American Express offers some former charge cards in addition to regular credit cards, for both consumers and small business owners.
These former charge cards differ from regular credit cards in a few ways, and, importantly for our purpose here, they have “no preset spending limit” instead of a credit limit.
However, this does not mean you can spend an unlimited amount with these cards – there’s still a spending limit. It means that your particular spending limit will adjust over time, based on your use of the card and general creditworthiness (similar to a regular credit limit).

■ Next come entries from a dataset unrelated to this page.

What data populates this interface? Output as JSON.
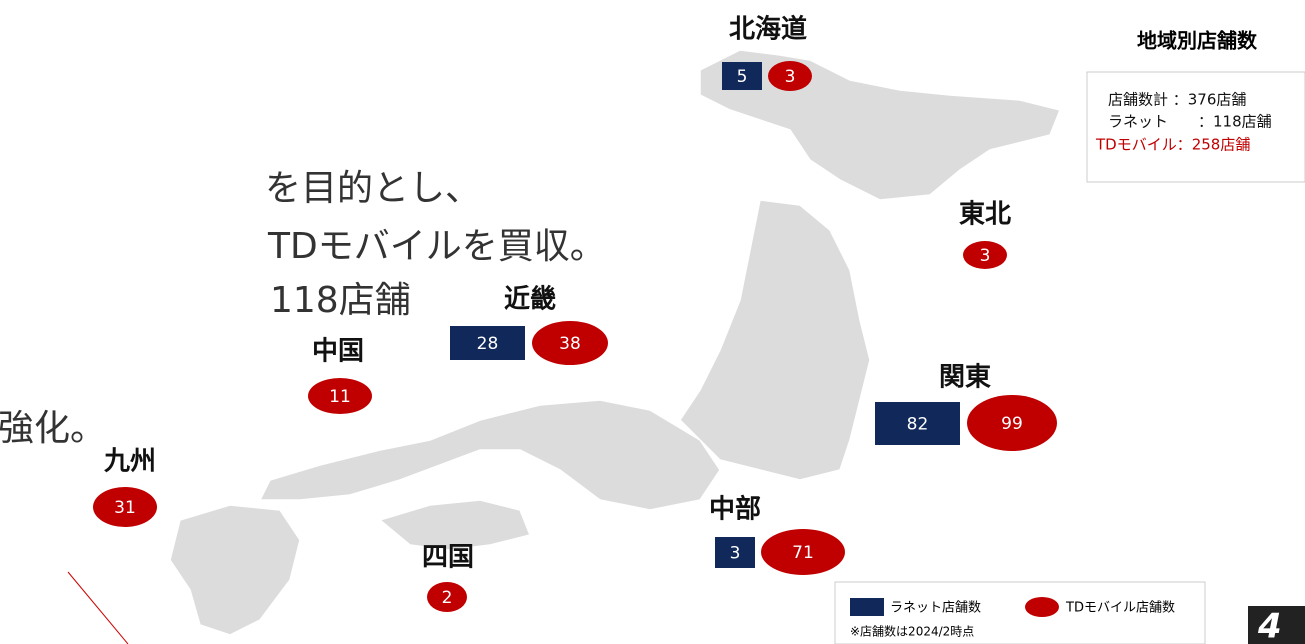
{
  "intro_lines": [
    "を目的とし、",
    "TDモバイルを買収。",
    "118店舗",
    "強化。"
  ],
  "regions": [
    {
      "name": "北海道",
      "ranet": "5",
      "td_mobile": "3"
    },
    {
      "name": "東北",
      "td_mobile": "3"
    },
    {
      "name": "近畿",
      "ranet": "28",
      "td_mobile": "38"
    },
    {
      "name": "中国",
      "td_mobile": "11"
    },
    {
      "name": "九州",
      "td_mobile": "31"
    },
    {
      "name": "四国",
      "td_mobile": "2"
    },
    {
      "name": "中部",
      "ranet": "3",
      "td_mobile": "71"
    },
    {
      "name": "関東",
      "ranet": "82",
      "td_mobile": "99"
    }
  ],
  "summary": {
    "title": "地域別店舗数",
    "lines": [
      "店舗数計 ：376店舗",
      "ラネット　　：118店舗",
      "TDモバイル：258店舗"
    ]
  },
  "legend": {
    "ranet": "ラネット店舗数",
    "td_mobile": "TDモバイル店舗数",
    "note": "※店舗数は2024/2時点"
  },
  "page_number": "4"
}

Unfortunately, you won’t be able to see your spending limit with these former charge cards. But Amex does provide a “Spending Power” tool you can use to test purchase amounts. If you’re planning a large purchase and aren’t sure if you’ll be approved you can use this tool to check beforehand. You can also contact customer support to ask if a purchase amount will go through.
But beware: Overuse of the Spending Power tool may lead to a financial review by Amex, in which they temporarily freeze your accounts to review your activity. Sebastian from AskSebby has reported triggering a financial review by testing the Spending Power tool with big transactions of $20,000, $30,000 and $50,000.